Colère des agriculteurs Pourquoi les revenus agricoles sont-ils au cœur des revendications ?
Parmi les principaux motifs d’exaspération des agriculteurs qui manifestent depuis une semaine figure la faiblesse du revenu. Cependant, de nombreuses disparités existent entre filières et entre les agriculteurs, et d’autres facteurs entrent en ligne de compte, comme le niveau de vie des ménages agricoles, le temps de travail, l’inflation, ou la part du revenu non agricole.
Vous devez vous inscrire pour consulter librement tous les articles.
D’après les derniers chiffres de l’Insee, les agriculteurs ont gagné en moyenne 1 620 € par mois en 2021, année qui marque par ailleurs un redressement important des revenus agricoles. Ce chiffre cache des disparités très importantes entre filières avec des éleveurs d’ovins, caprins et équidés en bas de tableau à 680 €/mois, et des producteurs de légumes à 2 800 €/mois.
Le niveau de vie est également très inégalitaire entre agriculteurs, puisque « l'écart entre les 10 % des ménages les plus aisés et les 10 % les plus modestes est un multiple de 4,7 chez les ménages agricoles, contre 3,4 pour la moyenne des ménages français », note l’Insee.
Si le niveau de vie médian des ménages agricoles est par ailleurs à peu près équivalent à la moyenne nationale, le temps de travail des agriculteurs s'avère supérieur à celui du reste de la population, avec une moyenne de 53,6 heures par semaine (Insee, 2018), ce qui contribue sans nul doute au manque de reconnaissance ressenti par la profession agricole.
Plus de la moitié des revenus issus d’une activité non agricole
Les derniers chiffres, qui datent de 2018, indiquaient par ailleurs que seulement 34 % des revenus disponibles des ménages agricoles proviennent directement de l’agriculture. « Dans les ménages agricoles, les revenus salariaux (ou indemnités chômage), généralement perçus par le conjoint d’un agriculteur, sont supérieurs aux revenus agricoles.
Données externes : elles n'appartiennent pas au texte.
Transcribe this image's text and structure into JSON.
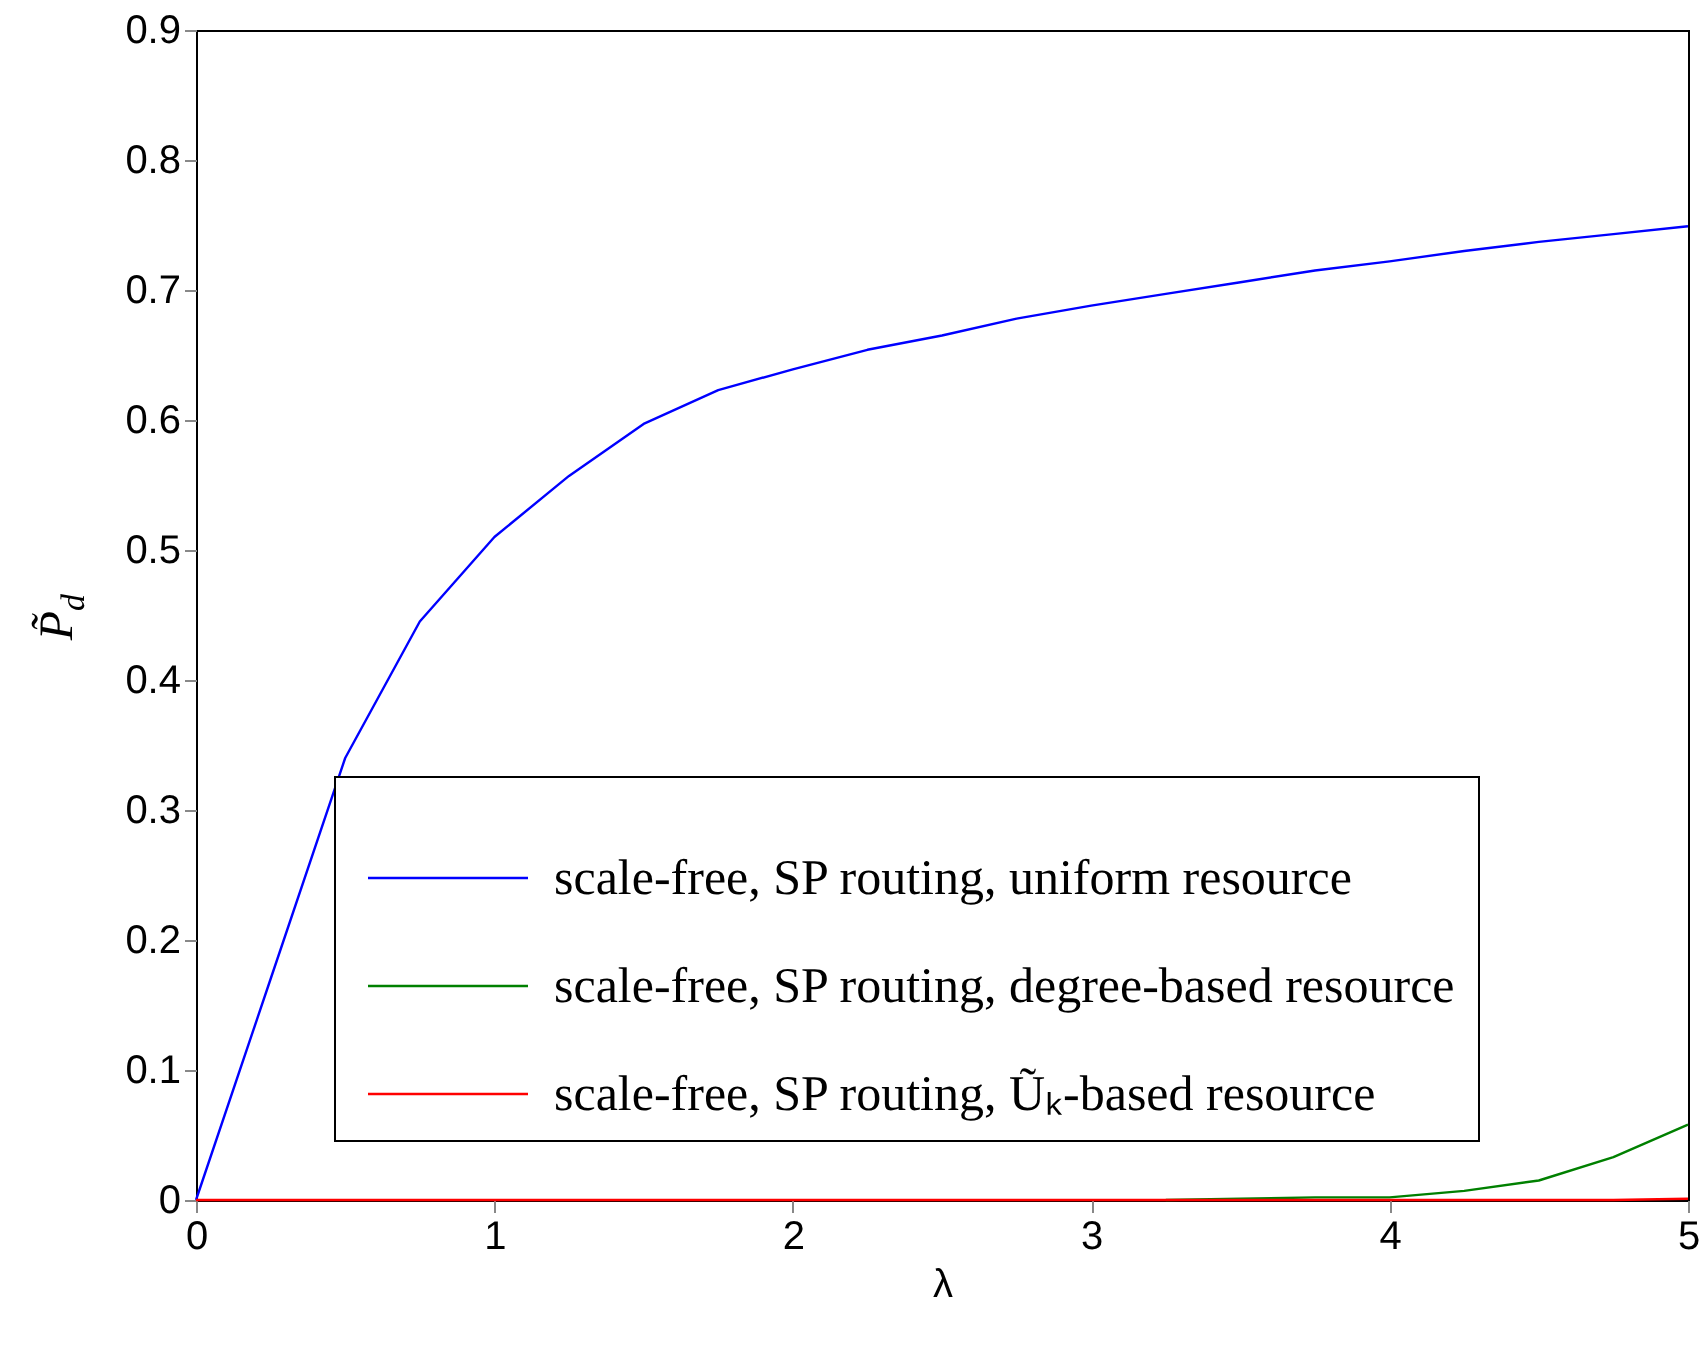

Ainsi, si les agriculteurs ont un niveau de vie comparable au reste de la population et sont moins touchés par la pauvreté, cela n’est pas dû à la prospérité de leur activité agricole mais plutôt au soutien financier que les agriculteurs perçoivent de leur conjoint ou des revenus annexes à l’exploitation agricole (deuxième emploi salarié, revenus du patrimoine par exemple) », estime de son côté le cabinet Asteres, qui a rendu une note sur le sujet le 24 janvier.
Depuis l’inflation, des prix de vente insuffisants
« Depuis le choc inflationniste de 2021-2022, les prix de vente des agriculteurs suivent péniblement la hausse des coûts », souligne Asterès. Ainsi, l’inflation sur les achats des agriculteurs (engrais, carburant, matériel agricole par exemple), ne prend pas en compte les salaires, les impôts ou les aides, et « a dépassé 25 % à la mi-2022 en glissement annuel, du fait de blocages sur les chaînes de valeur et de l’envolée des prix de l’énergie, notamment après le déclenchement de la guerre en Ukraine », précise la note. Si les prix de vente ont d’abord suivi, ils se sont par la suite retournés plus vite que les prix des intrants.
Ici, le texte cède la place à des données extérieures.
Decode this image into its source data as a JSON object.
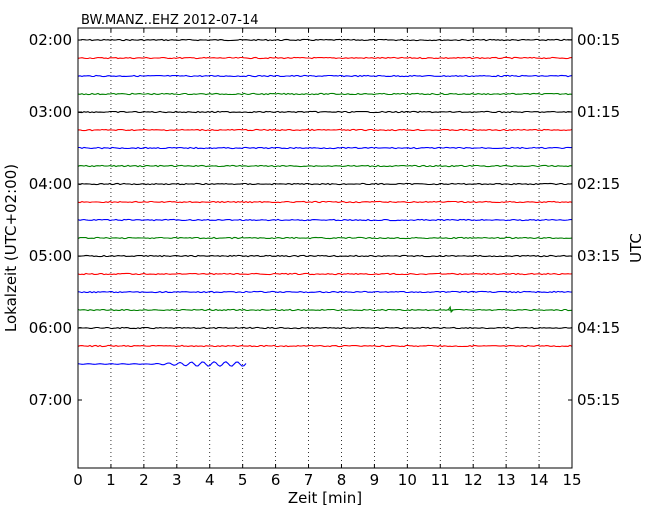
{
  "chart_data": {
    "type": "line",
    "title": "BW.MANZ..EHZ 2012-07-14",
    "xlabel": "Zeit  [min]",
    "ylabel_left": "Lokalzeit (UTC+02:00)",
    "ylabel_right": "UTC",
    "xlim": [
      0,
      15
    ],
    "x_ticks": [
      "0",
      "1",
      "2",
      "3",
      "4",
      "5",
      "6",
      "7",
      "8",
      "9",
      "10",
      "11",
      "12",
      "13",
      "14",
      "15"
    ],
    "y_ticks_left": [
      "02:00",
      "03:00",
      "04:00",
      "05:00",
      "06:00",
      "07:00"
    ],
    "y_ticks_right": [
      "00:15",
      "01:15",
      "02:15",
      "03:15",
      "04:15",
      "05:15"
    ],
    "grid_x": true,
    "trace_interval_min": 15,
    "trace_colors": [
      "#000000",
      "#ff0000",
      "#0000ff",
      "#008000"
    ],
    "traces": [
      {
        "local_start": "02:00",
        "duration_min": 15
      },
      {
        "local_start": "02:15",
        "duration_min": 15
      },
      {
        "local_start": "02:30",
        "duration_min": 15
      },
      {
        "local_start": "02:45",
        "duration_min": 15
      },
      {
        "local_start": "03:00",
        "duration_min": 15
      },
      {
        "local_start": "03:15",
        "duration_min": 15
      },
      {
        "local_start": "03:30",
        "duration_min": 15
      },
      {
        "local_start": "03:45",
        "duration_min": 15
      },
      {
        "local_start": "04:00",
        "duration_min": 15
      },
      {
        "local_start": "04:15",
        "duration_min": 15
      },
      {
        "local_start": "04:30",
        "duration_min": 15
      },
      {
        "local_start": "04:45",
        "duration_min": 15
      },
      {
        "local_start": "05:00",
        "duration_min": 15
      },
      {
        "local_start": "05:15",
        "duration_min": 15
      },
      {
        "local_start": "05:30",
        "duration_min": 15
      },
      {
        "local_start": "05:45",
        "duration_min": 15
      },
      {
        "local_start": "06:00",
        "duration_min": 15
      },
      {
        "local_start": "06:15",
        "duration_min": 15
      },
      {
        "local_start": "06:30",
        "duration_min": 5.15
      }
    ]
  }
}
C'est la raison pour laquelle les agriculteurs exigent la stricte application des lois Egalim, ces dernières devant leur assurer la prise en compte de leurs coûts de production. Or, la sanctuarisation de la matière première agricole a parfois fait les frais de l'inflation et des appels du gouvernement à maintenir le pouvoir d'achat des Français en limitant la hausse des prix de l'alimentation. Dans ce contexte, l'application de nouvelles taxes, qui réduisent encore le revenu disponible, est forcément mal venue pour les agriculteurs.
Un revenu disponible par actif agricole en baisse
D'autant plus que, si l’on regarde l’évolution sur 30 ans, le revenu moyen par actif agricole a augmenté, en lien avec la diminution du nombre d’agriculteurs, mais le revenu moyen disponible par actif, qui permet à l’agriculteur de se rémunérer et de financer les investissements sur son exploitation, est resté relativement stable voire, diminue, notamment dans certaines filières, établit un rapport du CGAAER, publié en décembre 2022.
En parallèle, le niveau d’aides publiques, deuxième composante principale du revenu des agriculteurs, est en constante diminution depuis 2003, relève le CGAAER. Or, en 2019, les aides directes représentaient en moyenne 74 % du revenu courant avant impôt (RCAI).
Le rapport concluait à la nécessité d’amplifier les débats sur les revenus agricoles, en prenant davantage en compte la diversité des systèmes, de diversifier les revenus agricoles, de renforcer les compétences des agriculteurs mais aussi de réguler davantage les marchés, notamment à travers la Pac post 2027. Des constatations plutôt en phase avec les revendications des agriculteurs.